Between 2000 and 2014, in the USA, the percentage of patients with acute myocardial infarction cardiogenic shock (AMI-CS) who developed multiple organ failure increased from 15.7% to 45.5%. Furthermore, while use of angiography and percutaneous coronary intervention (PCI) in AMI-CS patients has increased over this time period, the use of these procedures in patients with AMI-CS and multiple (or single) organ failure has remained low.
Saraschandra Vallabhajosyula (Department of Cardiovascular Medicine, Mayo Clinic, Rochester, USA) and colleagues write in the Journal of the American College of Cardiology that only “a small incremental benefit” has been seen in the AMI-CS population in recent years despite shorter door-to-balloon times and greater use of coronary angiography. They speculate the lack of a greater mortality benefit may relate to the proposed “haemo-metabolic” model for the evolution of AMI-CS “wherein the initial haemodynamic insult subsequently evolves into a metabolic insult, resulting in persistent hypoperfusion and multiorgan failure”. Vallabhajosyula et al note “there are limited data on the burden of multiorgan failure in AMI-CS in modern practice”. “We hypothesised that patients with AMI-CS have evolved into a more a complex population with greater organ failure and that multiorgan failure would be associated with higher in-hospital mortality,” the authors add.
Using data from the National Impatient Sample, Vallabhajosyula et al identified more than 9 million patients who had been admitted to a US hospital with AMI between 2000 and 2014. Of these, 444,253 (4.6%) also CS. Of those with AMI-CS, 64.3% had non-cardiac organ failure and 31.9% had multiple organ failure. The authors observe: “There was a steady increase in multiple organ failure during the study period (15.7% to 2000 to 45.5% in 2014) with a concomitant decline in admissions with single-organ or non-organ failure.” They add that the increase in multiple organ failure “can be explained by the increase in overall comorbidity and acuity of patients present with AMI”. “Due to the rapid improvement in care from ischaemic heart disease due to primary prevention and aggressive revascularisation, it is possible that the spectrum of AMI-CS patients presenting to hospital has systematically shifted during this study period,” they explain.
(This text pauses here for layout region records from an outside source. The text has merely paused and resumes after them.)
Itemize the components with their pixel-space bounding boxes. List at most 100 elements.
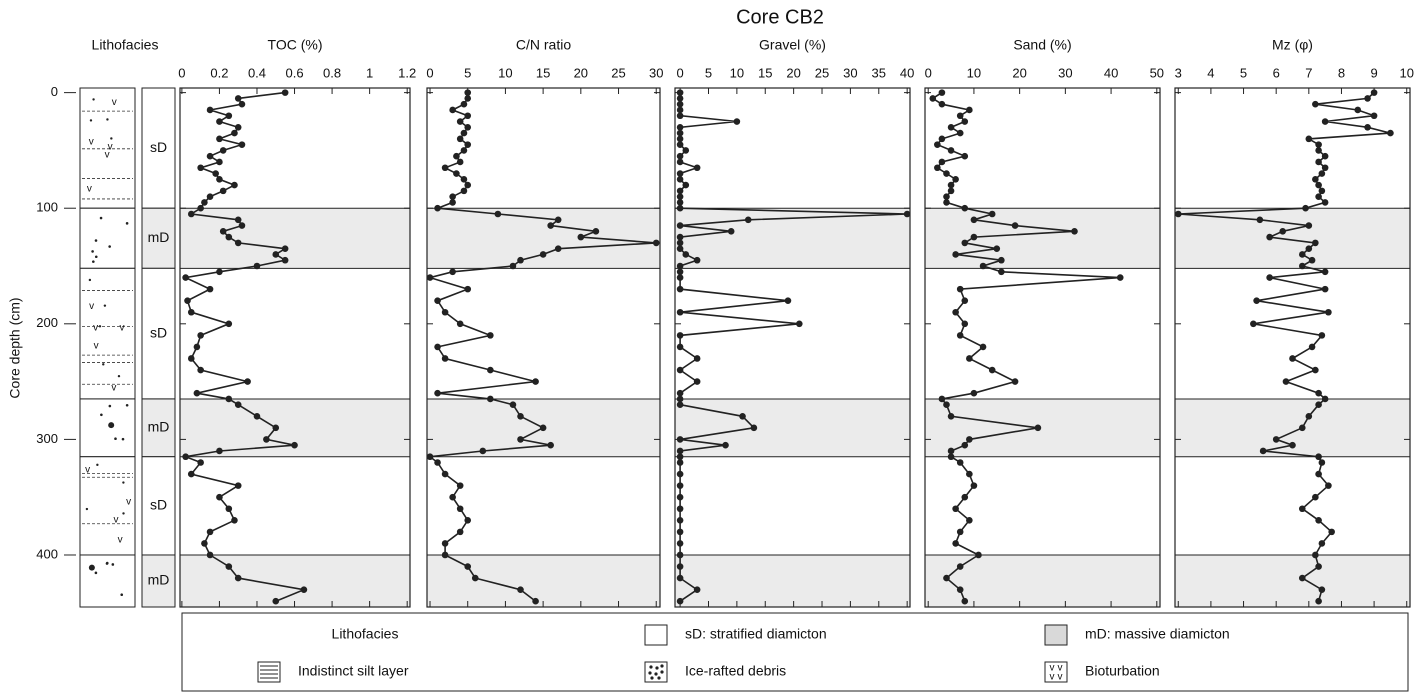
- data-point: [943, 401, 950, 408]
- data-point: [943, 193, 950, 200]
- data-point: [197, 205, 204, 212]
- x-tick-label: 0: [426, 65, 433, 80]
- ird-dot: [660, 670, 663, 673]
- data-point: [216, 176, 223, 183]
- data-point: [1371, 89, 1378, 96]
- data-point: [1325, 482, 1332, 489]
- data-point: [682, 147, 689, 154]
- data-point: [998, 257, 1005, 264]
- data-point: [1315, 159, 1322, 166]
- data-point: [1260, 448, 1267, 455]
- data-point: [464, 517, 471, 524]
- data-point: [1299, 505, 1306, 512]
- ird-dot: [655, 666, 658, 669]
- debris-dot: [122, 481, 124, 483]
- debris-dot: [104, 304, 106, 306]
- panel-title: Gravel (%): [759, 37, 826, 53]
- data-point: [472, 575, 479, 582]
- data-point: [952, 309, 959, 316]
- data-point: [943, 575, 950, 582]
- data-point: [1322, 268, 1329, 275]
- data-point: [457, 136, 464, 143]
- x-tick-label: 4: [1207, 65, 1214, 80]
- data-point: [197, 332, 204, 339]
- data-point: [677, 141, 684, 148]
- debris-dot: [100, 217, 103, 220]
- data-point: [971, 234, 978, 241]
- debris-dot: [96, 464, 98, 466]
- data-point: [952, 540, 959, 547]
- data-point: [948, 182, 955, 189]
- data-point: [1319, 540, 1326, 547]
- data-point: [1309, 344, 1316, 351]
- data-point: [235, 482, 242, 489]
- data-point: [677, 274, 684, 281]
- data-point: [235, 401, 242, 408]
- data-point: [939, 89, 946, 96]
- bioturbation-mark: v: [118, 535, 123, 546]
- data-point: [677, 332, 684, 339]
- data-point: [434, 459, 441, 466]
- data-point: [434, 205, 441, 212]
- data-point: [1175, 211, 1182, 218]
- data-point: [449, 193, 456, 200]
- page: {"figure": {"title": "Core CB2", "y_labe…: [0, 0, 1428, 700]
- data-point: [1315, 563, 1322, 570]
- data-point: [961, 297, 968, 304]
- x-tick-label: 20: [786, 65, 800, 80]
- data-point: [461, 147, 468, 154]
- data-point: [948, 448, 955, 455]
- bio-mark: v: [1050, 672, 1055, 683]
- legend-icon: [258, 662, 280, 682]
- data-point: [254, 413, 261, 420]
- data-point: [751, 425, 758, 432]
- data-point: [961, 598, 968, 605]
- x-tick-label: 1.2: [398, 65, 416, 80]
- data-point: [188, 211, 195, 218]
- data-point: [934, 164, 941, 171]
- data-point: [728, 228, 735, 235]
- data-point: [442, 471, 449, 478]
- data-point: [677, 344, 684, 351]
- data-point: [263, 436, 270, 443]
- data-point: [593, 228, 600, 235]
- facies-label: sD: [150, 139, 167, 155]
- bioturbation-mark: v: [93, 322, 98, 333]
- data-point: [1322, 164, 1329, 171]
- zone-shade: [675, 399, 910, 457]
- debris-dot: [120, 593, 123, 596]
- data-point: [1266, 274, 1273, 281]
- data-point: [966, 436, 973, 443]
- zone-shade: [675, 555, 910, 607]
- data-point: [1315, 193, 1322, 200]
- data-point: [540, 425, 547, 432]
- debris-dot: [102, 363, 104, 365]
- legend-swatch: [258, 662, 280, 682]
- data-point: [1371, 112, 1378, 119]
- data-point: [948, 188, 955, 195]
- data-point: [291, 442, 298, 449]
- data-point: [785, 297, 792, 304]
- ird-dot: [649, 665, 652, 668]
- data-point: [272, 598, 279, 605]
- data-point: [532, 378, 539, 385]
- data-point: [1322, 286, 1329, 293]
- data-point: [231, 130, 238, 137]
- data-point: [1012, 378, 1019, 385]
- data-point: [1306, 136, 1313, 143]
- data-point: [677, 130, 684, 137]
- data-point: [677, 453, 684, 460]
- data-point: [1354, 107, 1361, 114]
- data-point: [677, 390, 684, 397]
- data-point: [216, 494, 223, 501]
- data-point: [201, 199, 208, 206]
- data-point: [677, 89, 684, 96]
- data-point: [226, 321, 233, 328]
- data-point: [957, 130, 964, 137]
- data-point: [929, 95, 936, 102]
- x-tick-label: 15: [758, 65, 772, 80]
- bioturbation-mark: v: [87, 184, 92, 195]
- data-point: [194, 390, 201, 397]
- data-point: [197, 164, 204, 171]
- data-point: [694, 378, 701, 385]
Vallabhajosyula et al also found that patients with organ failure less frequently underwent angiography and/or PCI than those without organ failure, and the reasons for this were less clear than those for why there has been an increase in the prevalence of multiorgan failure. They comment: “It is important to note that there is no reliable way to assess the timing of angiography with respect to organ failure in this database, and hence organ failure could both have been a barrier to angiography or a consequence of the lack of revascularisation. The bidirectional relationship between organ failure and revascularisation highlights the need for a multidisciplinary approach to decision-making in these patients to improve clinical outcomes”.
As to be expected, in-hospital mortality was increased in patients with organ failure—it was 1.3 and 2.2 higher, respectively, in patients with single and multiple organ failure—compared with those without organ failure. Furthermore, overall in-hospital mortality for AMI-CS remained relatively stable since 2008 despite a steady decline in previous years. Commenting that the prevalence of multiorgan failure started to increase around 2008, Vallabhajosyula et al state: “Taken together, these findings might suggest that any mortality benefit derived from early revascularisation might be offset by multiorgan failure in AMI-CS”. However, they add that their data needs to be interpretation with caution and further evaluation in “carefully designed prospective studies” is required.
Concluding, the authors write: “Dedicated clinical research into pathophysiology and disease-specific factors in AMI-CS is warranted to prevent and treat multiorgan failure in an attempt to improve clinical care and outcomes.”
Vallabhajosyula told Cardiovascular News: “In my opinion, PCI is still the cornerstone of AMI-CS management. There are emerging robust data on the role of multidisciplinary ‘shock teams’ and ‘shock centres’ for the dedicated care of patients with AMI-CS. It is crucial for specialists from interventional cardiology, critical care cardiology, heart failure and cardiovascular surgery to work together with a common aim to decrease the incidence of organ failure and improve the outcomes of this population. There are new and exciting data on the use of temporary mechanical circulatory support in this population that need to be evaluated carefully in a prospective fashion.”